Bonjour ! On se retrouve pour un petit bilan sur mes lectures du mois d’août, qui sont au nombre de huit. C’était pourtant mal parti…

Le 8 août, j’ai terminé L’Assommoir d’Émile Zola, septième tome des Rougon-Macquart. J’en ai fait une petite chronique, donc je ne m’étendrai pas sur le sujet. Si vous me connaissez un peu, vous vous doutez que je ne vous déconseillerai jamais la lecture d’un Zola. L’Assommoir n’est pas mon Zola préféré, mais ce fut tout de même une très bonne lecture.

Couverture L'Assommoir

Il m’a fallu ensuite attendre le 20 août pour terminer un autre livre. J’ai cru que ça n’arriverait jamais. Ce fut aussi un classique du XIXe siècle, mais cette fois-ci d’une autrice anglaise. Encore une fois, j’en ai parlé sur le blog. Moins marquante, cette lecture a mis du temps avant de me séduire.

Couverture Agnès Grey

Le même jour, j’ai terminé Pensées pour moi-même de Marc Aurèle, dans une édition qui comporte également le Manuel d’Épictète. C’est un peu troublant de lire des pensées qui n’étaient pas destinées à la lecture par d’autres personnes. Je trouve qu’il faut aussi remettre le tout en contexte pour ne pas se laisser embarquer dans un stoïcisme trop prononcé (que je trouve malsain, cf. mon dernier billet), Marc Aurèle était tout de même un empereur, ce qui n’est pas le cas de tout le monde. Sinon, si l’ancienneté de l’écrit vous fait peur, sachez que cette traduction est très simple à lire, facile à comprendre. C’est un peu répétitif, ce qui aide la lectrice que je suis, qui oublie tout au bout de deux minutes. Mais la répétition n’est pas forcément gênante : elle permet de mettre en avant certains points, les plus importants, et puisqu’il s’agit de pensées, il n’y a aucune obligation de tout lire d’un coup, dans l’ordre, on peut piocher au hasard.

Couverture Pensées pour moi-même suivies du Manuel d'Epictète

Tous les deux ans, je relis Un homme à distance, de Katherine Pancol, de sorte à le finir le 23 août (années impaires). Je n’ai donc pas dérogé à la règle (même si j’ai failli oublier…). Si vous le souhaitez, vous pouvez lire le billet que j’ai écrit lors de ma deuxième lecture, en 2017. Je ferai dans les prochains jours un article sur ma relecture, non pas comme une chronique du livre lui-même, mais vraiment sur ma relecture (mes relectures, même). Bref, l’un de ces billets parfois un peu fouillis dont j’ai le secret (ou pas). À suivre, si cela vous intéresse !

Couverture Un homme à distance

Toujours le 23, j’ai terminé un autre roman sur lequel je ne m’étendrai pas ici : L’éveil de Mademoiselle Prim de Natalia Sanmartin Fenollera, que je souhaitais lire depuis plusieurs années. Malheureusement, j’ai été globalement déçue. Je vous expliquerai tout ça dans un futur billet.

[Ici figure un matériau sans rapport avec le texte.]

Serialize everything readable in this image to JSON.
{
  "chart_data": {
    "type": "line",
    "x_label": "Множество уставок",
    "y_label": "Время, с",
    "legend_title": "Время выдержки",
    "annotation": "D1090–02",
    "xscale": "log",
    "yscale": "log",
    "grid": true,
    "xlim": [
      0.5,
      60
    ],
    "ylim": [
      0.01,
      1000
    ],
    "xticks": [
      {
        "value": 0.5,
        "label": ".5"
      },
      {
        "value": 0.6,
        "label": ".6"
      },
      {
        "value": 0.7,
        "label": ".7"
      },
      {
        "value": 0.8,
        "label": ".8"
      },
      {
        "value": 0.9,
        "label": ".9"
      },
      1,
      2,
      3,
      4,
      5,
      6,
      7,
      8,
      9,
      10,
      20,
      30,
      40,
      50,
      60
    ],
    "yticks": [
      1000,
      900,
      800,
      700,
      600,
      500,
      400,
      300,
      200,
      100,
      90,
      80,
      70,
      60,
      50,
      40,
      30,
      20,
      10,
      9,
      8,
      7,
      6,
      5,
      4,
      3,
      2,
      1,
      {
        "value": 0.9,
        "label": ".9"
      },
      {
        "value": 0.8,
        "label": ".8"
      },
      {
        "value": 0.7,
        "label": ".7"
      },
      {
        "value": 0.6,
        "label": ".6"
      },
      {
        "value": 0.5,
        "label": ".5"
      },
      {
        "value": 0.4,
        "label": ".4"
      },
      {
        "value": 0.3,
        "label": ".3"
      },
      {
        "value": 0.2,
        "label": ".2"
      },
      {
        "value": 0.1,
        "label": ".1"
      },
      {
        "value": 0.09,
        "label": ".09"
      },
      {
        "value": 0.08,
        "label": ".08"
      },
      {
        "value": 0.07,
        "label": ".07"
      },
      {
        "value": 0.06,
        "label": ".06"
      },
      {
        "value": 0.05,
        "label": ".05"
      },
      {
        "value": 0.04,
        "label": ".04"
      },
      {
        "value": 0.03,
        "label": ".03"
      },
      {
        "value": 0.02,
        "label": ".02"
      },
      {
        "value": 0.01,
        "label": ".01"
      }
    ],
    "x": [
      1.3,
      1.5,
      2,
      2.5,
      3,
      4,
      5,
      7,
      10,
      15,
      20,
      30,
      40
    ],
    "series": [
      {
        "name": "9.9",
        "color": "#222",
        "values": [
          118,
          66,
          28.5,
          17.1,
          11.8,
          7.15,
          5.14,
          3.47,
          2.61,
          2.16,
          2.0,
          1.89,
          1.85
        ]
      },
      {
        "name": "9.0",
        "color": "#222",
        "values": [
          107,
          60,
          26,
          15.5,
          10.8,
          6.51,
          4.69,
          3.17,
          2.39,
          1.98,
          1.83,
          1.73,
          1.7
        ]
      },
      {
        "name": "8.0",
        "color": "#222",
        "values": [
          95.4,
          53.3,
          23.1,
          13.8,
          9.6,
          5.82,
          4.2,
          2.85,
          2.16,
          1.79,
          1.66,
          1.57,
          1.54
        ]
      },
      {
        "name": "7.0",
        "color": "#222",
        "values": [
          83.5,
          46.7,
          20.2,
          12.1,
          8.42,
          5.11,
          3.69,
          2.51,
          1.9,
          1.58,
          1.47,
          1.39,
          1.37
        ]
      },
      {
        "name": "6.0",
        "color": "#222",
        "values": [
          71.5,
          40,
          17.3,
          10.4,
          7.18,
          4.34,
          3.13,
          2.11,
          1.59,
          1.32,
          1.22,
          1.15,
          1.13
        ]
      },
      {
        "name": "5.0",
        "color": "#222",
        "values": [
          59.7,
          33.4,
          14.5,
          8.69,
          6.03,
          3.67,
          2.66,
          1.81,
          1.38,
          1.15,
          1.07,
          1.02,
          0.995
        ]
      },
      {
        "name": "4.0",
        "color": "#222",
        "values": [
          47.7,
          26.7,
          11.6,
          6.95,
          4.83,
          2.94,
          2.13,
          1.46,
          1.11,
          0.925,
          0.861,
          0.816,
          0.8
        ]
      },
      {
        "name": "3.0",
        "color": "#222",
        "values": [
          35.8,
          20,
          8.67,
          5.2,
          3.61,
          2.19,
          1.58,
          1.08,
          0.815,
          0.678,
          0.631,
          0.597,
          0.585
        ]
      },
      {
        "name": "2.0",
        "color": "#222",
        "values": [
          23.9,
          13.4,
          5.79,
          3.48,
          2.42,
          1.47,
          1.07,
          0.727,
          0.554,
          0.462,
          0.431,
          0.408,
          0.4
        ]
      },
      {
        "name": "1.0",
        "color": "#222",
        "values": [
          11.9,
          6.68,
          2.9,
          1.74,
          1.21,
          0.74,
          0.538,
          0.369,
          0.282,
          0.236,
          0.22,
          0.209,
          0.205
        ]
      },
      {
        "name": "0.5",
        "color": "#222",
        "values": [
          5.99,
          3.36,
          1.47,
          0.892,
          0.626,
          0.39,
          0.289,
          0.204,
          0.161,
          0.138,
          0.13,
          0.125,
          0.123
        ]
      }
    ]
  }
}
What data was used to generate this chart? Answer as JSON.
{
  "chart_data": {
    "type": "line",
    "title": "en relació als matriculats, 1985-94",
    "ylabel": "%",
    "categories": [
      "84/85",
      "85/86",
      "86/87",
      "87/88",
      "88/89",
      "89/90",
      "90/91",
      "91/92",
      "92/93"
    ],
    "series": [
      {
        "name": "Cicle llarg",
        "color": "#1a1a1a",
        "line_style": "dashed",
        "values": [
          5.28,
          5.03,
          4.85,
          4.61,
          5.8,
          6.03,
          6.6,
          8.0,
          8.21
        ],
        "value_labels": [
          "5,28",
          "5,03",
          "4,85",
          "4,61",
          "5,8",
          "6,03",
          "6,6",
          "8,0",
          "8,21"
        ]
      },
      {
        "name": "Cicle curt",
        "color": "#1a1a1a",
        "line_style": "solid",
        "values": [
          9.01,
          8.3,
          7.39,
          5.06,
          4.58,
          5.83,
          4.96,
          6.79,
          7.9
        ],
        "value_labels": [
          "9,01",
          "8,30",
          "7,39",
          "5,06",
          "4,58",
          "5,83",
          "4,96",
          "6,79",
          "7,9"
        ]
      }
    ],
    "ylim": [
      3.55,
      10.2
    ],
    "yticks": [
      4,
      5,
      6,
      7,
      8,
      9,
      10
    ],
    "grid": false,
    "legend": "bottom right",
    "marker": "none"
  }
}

Couverture L'éveil de mademoiselle Prim

J’ai ensuite lu, quasiment d’une traite, Quatrains d’Omar Khayyâm et Ballades de Hâfez. On peut facilement les lier aux Pensées de Marc Aurèle, tout en voyant en quoi ils s’en différencient. J’ai beaucoup aimé cette lecture, qui, comme pour Marc Aurèle, a beau être ancienne, n’en reste pas moins accessible (en tout cas sa traduction l’est). Je crois que ma préférence va pour les Ballades de Hâfez. Je vous partagerai quelques quatrains de Khayyâm prochainement.

Couverture Quatrains

J’ai ensuite lu un très court texte, Entretien dans la montagne, de Paul Celan. Difficile à décrire. En un quart d’heure, ça peut être lu. Mais je crois que c’est un texte qui demande à être relu plusieurs fois, possiblement dans le calme, et pourquoi pas lors d’une balade en nature. C’était en tout cas très beau, j’ai donc assez hâte de me mettre à sa poésie. 

Enfin, j’ai terminé le mois avec le recueil La dimension fantastique, qui comprend treize nouvelles du genre fantastique. Des nouvelles plutôt classiques, qui m’ont peu charmée. J’ai cependant apprécié La cafetière, de Théophile Gautier (m’est avis que celui-ci pourrait devenir l’un de mes auteurs favoris), ainsi que Véra de Villiers de l’Isle Adam, dont le style est somptueux. 

Couverture La dimension fantastique


J’espère que vous avez passé un bon mois d’août. En attendant de vous retrouver très prochainement, je vous propose de me parler d’un de vos coups de cœur culturel de l’été.